In het kader van ras worden twee joden bij naam genoemd. Als eerste de Engelse joodse premier Disraeli, de latere Lord Beaconsfield. Omstreeks 1840 stelde hij dat het rassenvraagstuk de sleutel tot het begrijpen van de geschiedenis is. Dit standpunt werd ook door de Duitse jood en staatsman Walther Rathenau (minister van buitenlandse zaken in 1922) in zijn “Reflexionen” uitdrukkelijk ingenomen. Toch waren volgens Darré de gevolgtrekkingen die eind 19e eeuw door andere grote denkers gemaakt werden veel belangrijker namelijk: als de zeden met een bepaald ras onafscheidelijk verbonden zijn en met het verdwijnen van dit ras ten onder gaan, dan moet het mogelijk zijn dat door het behoud van dit bepaald soort mensen ook de hiervan afhankelijke zeden behouden blijven.
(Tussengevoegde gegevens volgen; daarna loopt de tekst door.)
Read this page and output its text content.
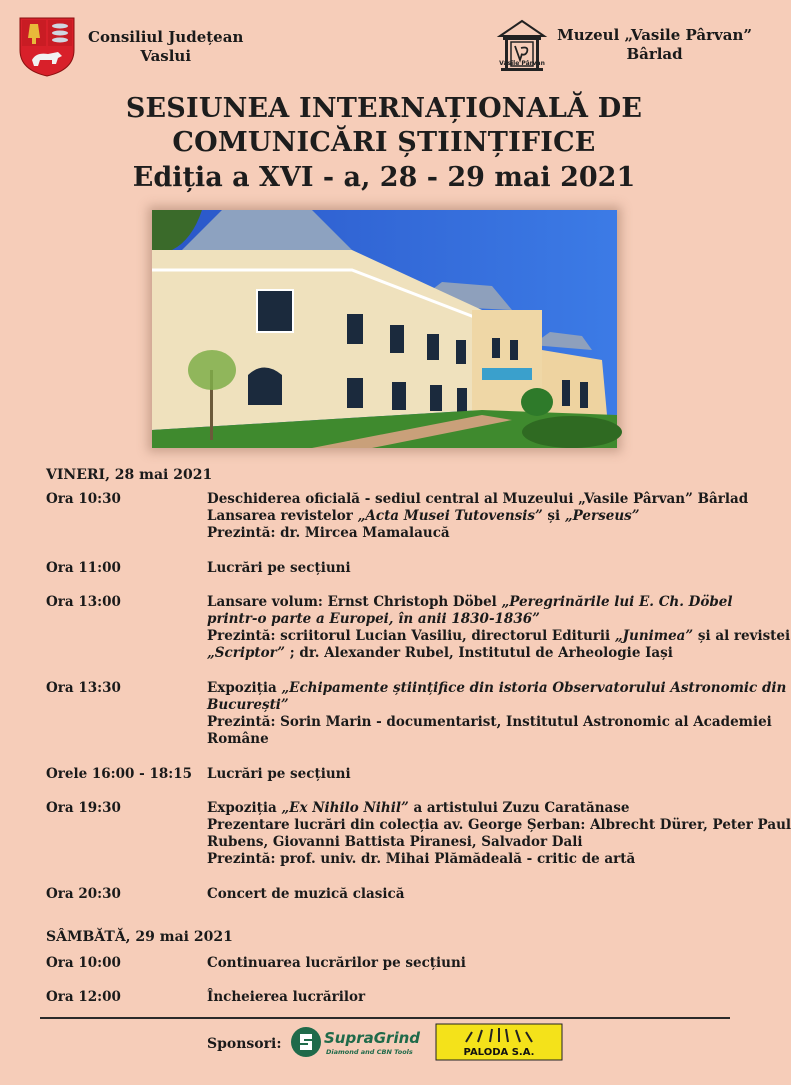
Consiliul Județean
Vaslui	Vasile Pârvan
Muzeul „Vasile Pârvan”
Bârlad
SESIUNEA INTERNAȚIONALĂ DE
COMUNICĂRI ȘTIINȚIFICE
Ediția a XVI - a, 28 - 29 mai 2021
VINERI, 28 mai 2021
Ora 10:30	Deschiderea oficială - sediul central al Muzeului „Vasile Pârvan” Bârlad
Lansarea revistelor „Acta Musei Tutovensis” și „Perseus”
Prezintă: dr. Mircea Mamalaucă
Ora 11:00	Lucrări pe secțiuni
Ora 13:00	Lansare volum: Ernst Christoph Döbel „Peregrinările lui E. Ch. Döbel
printr-o parte a Europei, în anii 1830-1836”
Prezintă: scriitorul Lucian Vasiliu, directorul Editurii „Junimea” și al revistei
„Scriptor” ; dr. Alexander Rubel, Institutul de Arheologie Iași
Ora 13:30	Expoziția „Echipamente științifice din istoria Observatorului Astronomic din
București”
Prezintă: Sorin Marin - documentarist, Institutul Astronomic al Academiei
Române
Orele 16:00 - 18:15 Lucrări pe secțiuni
Ora 19:30	Expoziția „Ex Nihilo Nihil” a artistului Zuzu Caratănase
Prezentare lucrări din colecția av. George Șerban: Albrecht Dürer, Peter Paul
Rubens, Giovanni Battista Piranesi, Salvador Dali
Prezintă: prof. univ. dr. Mihai Plămădeală - critic de artă
Ora 20:30	Concert de muzică clasică
SÂMBĂTĂ, 29 mai 2021
Ora 10:00	Continuarea lucrărilor pe secțiuni
Ora 12:00	Încheierea lucrărilor
Sponsori:	SupraGrind
Diamond and CBN Tools	PALODA S.A.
Hiermee is volgens Darré dan tevens bewezen dat de door Spengler opgestelde wetten volgens welke in alle cultuurontwikkelingen een opkomst, bloei en verval zou plaatsvinden, onjuist zijn.
Engelse vertaling
Antilope Hill heeft een Engelse vertaling uitgegeven van het werk van Darré. Een prima vertaling met een waardevol voorwoord van Warren Balogh, maar het volgende viel op. “Karel de Saksendoder”, werd vertaald met “Charlemagne”, oftwel Karel de Grote, wat toch wel een andere lading geeft aan de tekst. Daarnaast ook de voetnoot van de redactie op bladzijde 129: “Written in 1930, this book precedes major scientific developments in the theory of general relativity and electromagnetism.” Deze voetnoot is natuurlijk abominabel amateuristisch broddelwerk van iemand die ergens een klok heeft horen luiden. Deze theorieën waren al lang en breed bekend in Nationaal Socialistisch Duitsland, net zoals overal in de westerse wereld. Hier werd overigens zeer genuanceerd over nagedacht, veel genuanceerder dan de wetenschappelijk denkwijze waarop na de tweede wereldoorlog werd aangestuurd en inmiddels alle nuance in het wetenschappelijk denken min of meer heeft vervangen en in dienst heeft gesteld van het bredere narratief waarmee draagvlak wordt genereerd voor het huidige systeem. Als Nationaal Socialisten bereid zijn een lerende gemeenschap te vormen, zich niet vastbijten in allerlei stelligheden, noch in starre onsamenhangende overtuigingen, met het gevaar dat ze een moeras gaan aanzien voor vaste grond onder voeten, zal deze deugd ze adelen en vallen ze zo niet ten prooi aan misleiding.
Over Darré
Richard Walther Darré, Obergruppenführer van de SS, was de leidende bloed en bodem ideoloog van het Derde Rijk en diende zijn volk als Rijksminister van voedsel en landbouw. Darré, geboren in Buenos Aires sprak vloeiend Spaans, Engels en Frans. Dit geeft aan dat hij goed in staat mag worden geacht om de toestand waarin Duitsland zich na de tweede wereldoorlog bevond in internationale zin juist te plaatsen. De noodzaak voor het schrijven van het hier besproken praktische overzichtelijke werk zal Darré helderder voor de geest hebben gestaan, dan voor de geest van degene die zijn hele leven binnen de eigen landsgrenzen is gebleven. Het werk “Nieuwe Adel uit Bloed en Bodem” van Darré is van grote invloed geweest op Hitler.